Integrity: without TLS, an attacker with network access can modify responses in transit — injecting ads into web pages, modifying JavaScript, or changing form data. This is an active man-in-the-middle attack. TLS uses message authentication codes (AES-GCM in TLS 1.3) that detect any modification to the ciphertext.
Authentication: HTTP has no mechanism to verify you're talking to the intended server. HTTPS uses X.509 certificates issued by trusted Certificate Authorities to bind a domain name to a public key. Your browser verifies the certificate chain, ensuring you've reached the actual server and not an impersonator.
Practical implications: cookies sent over HTTP are trivially stolen by anyone on the same network. The `Secure` cookie flag prevents a cookie from being sent over non-HTTPS connections. The `HSTS` (HTTP Strict Transport Security) header instructs browsers to always use HTTPS for a domain, preventing protocol downgrade attacks.
HTTPS adds latency: the TLS handshake requires 1-2 round trips before data flows (TLS 1.3 reduced this to 1 RTT, with 0-RTT resumption for returning visitors). In practice this overhead is small compared to DNS lookup and TCP handshake latency, and HTTPS enables HTTP/2 (which browsers only allow over TLS), which more than compensates through multiplexing and header compression.

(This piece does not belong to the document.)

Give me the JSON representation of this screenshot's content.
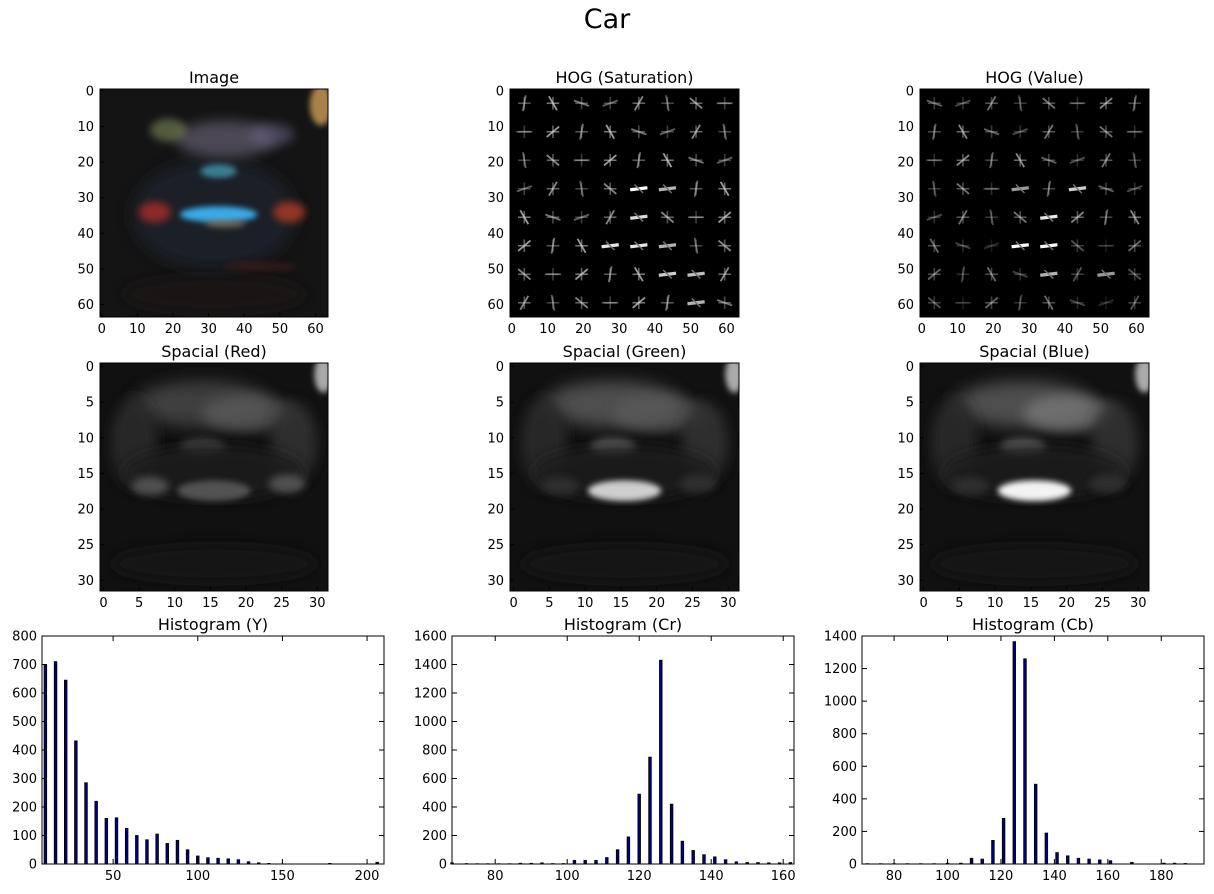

HTTPS is now the baseline — browsers flag plain HTTP sites as 'Not Secure', Let's Encrypt provides free certificates, and Google's ranking algorithm favors HTTPS.
| Aspect | HTTP | HTTPS |
|---|---|---|
| Encryption | None — plaintext | TLS — AES symmetric encryption |
| Authentication | None — server identity unverified | X.509 certificates via trusted CAs |
| Integrity | No protection against tampering | AEAD ciphers detect any modification |
| Default port | 80 | 443 |
| Cookie security | Cookies sent in plaintext | Requires Secure flag; HSTS enforces |
| HTTP/2 support | Theoretically yes, practically no | Required by all browsers for HTTP/2 |
| Certificate cost | N/A | Free via Let's Encrypt |
Correctly identifies that HTTPS = HTTP + TLS, explains encryption and server authentication as the key additions, and gives a concrete risk example for plain HTTP (cookie theft, MITM).
All of the above plus: distinguishes all three security properties (confidentiality, integrity, authentication), explains HSTS and the Secure cookie flag, discusses TLS handshake latency and how HTTP/2 compensates, and mentions certificate authorities and the trust chain.